Understanding the orality of ʿAlī’s milieu is also crucial to parsing his literary style. In a study that addresses issues of both authenticity and technique, Walter Ong has shown that verbal expression in an oral culture is mnemonic.18 He argues that to retain carefully articulated thought, rhythmic patterns must be used. By and large, the materials in the present volume display such oral patterns (as do sermons and sayings attributed to the prophet Muḥammad and other prominent early Islamic orators). Parallelism, which is the hallmark of ʿAlī’s verbal creations, produces a strong acoustic rhythm, and pithy sentences, repetition, assonance, and prose-rhyme augment this rhythm. Several other features of oral-based verbal production are also discernible, including vivid imagery, testimonial citation, additive rather than subordinative phrases, aggregative rather than analytic expositions, an agonistic tone, and closeness to the human lifeworld, shown through the use of mundane objects and daily activities as metaphors physically showcasing abstract ideas.19 (Arabic prose produced after writing became widespread, such as the sermons of the tenth-century Syrian preacher Ibn Nubātah, would have a very different feel, including longer sentences, consistent rhyming, and much less parallelism.) To Ong’s list of features of orality, we can add an abundance of audience engagement features: direct address, emphatic structures, rhetorical questions, and prescriptive phrases. Together, these elements create a dense web pulling in the audience toward participation in the speech act—and thus the persuasive goal—of the orator. Moreover, the elegance of Ali’s words is apparent in their dignified yet simple language and their apposite positioning.

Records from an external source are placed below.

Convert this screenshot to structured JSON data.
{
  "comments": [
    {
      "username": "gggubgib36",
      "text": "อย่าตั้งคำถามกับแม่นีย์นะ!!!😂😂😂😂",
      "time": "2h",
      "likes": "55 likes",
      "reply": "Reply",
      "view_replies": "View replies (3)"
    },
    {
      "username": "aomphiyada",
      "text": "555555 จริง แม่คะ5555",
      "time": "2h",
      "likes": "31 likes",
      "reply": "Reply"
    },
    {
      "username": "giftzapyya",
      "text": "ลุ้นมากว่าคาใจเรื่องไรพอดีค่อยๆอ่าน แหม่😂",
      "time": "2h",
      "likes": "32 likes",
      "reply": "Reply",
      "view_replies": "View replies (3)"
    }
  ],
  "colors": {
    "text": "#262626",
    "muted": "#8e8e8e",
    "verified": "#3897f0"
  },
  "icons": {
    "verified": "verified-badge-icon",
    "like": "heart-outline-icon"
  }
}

Growing up under Muḥammad’s care, ʿAlī was continually exposed to the Qurʾanic revelation; consequently, his words are permeated by its vocabulary and themes. From time to time, he also cites Qurʾanic verses verbatim, endorsing the gravity of his teachings with divine authority. There is a religious flavor, a focus on piety, in all modes of ʿAlī’s speech, undergirding even the material produced in a political or military context. At the same time, his words also have a distinctly local flavor, a cultural texture grounded in the desert topography, tribal society, nomadic lifestyle, and rich poetic tradition of the Arabian Peninsula. In his verbal production, Qurʾanic themes merge with nature imagery to produce a distinctive template of Islamic preaching. Directives to contemplate the purpose of life and the majesty of the creator combine with the vocabulary and images of camel caravans, racing horses, and watering holes. Cultural, geographical, and religious strata converge, coming together in a single, seamless, whole.20
AL-QĀḌĪ AL-QUḌAʿĪ (D. 454/1062): CAREER AND BOOKS
The compiler of A Treasury of Virtues, al-Qāḍī al-Quḍāʿī, was a Sunni-Shāfiʿī jurist, and a scholar of hadith and history who lived and died in Fatimid Cairo. His full name was Abū ʿAbdallāh Muḥammad ibn Salāmah ibn Jaʿfar ibn ʿAlī ibn Ḥakmūn al-Quḍāʿī, an affiliate of the Quḍāʿah, a tribe of Ḥimyar.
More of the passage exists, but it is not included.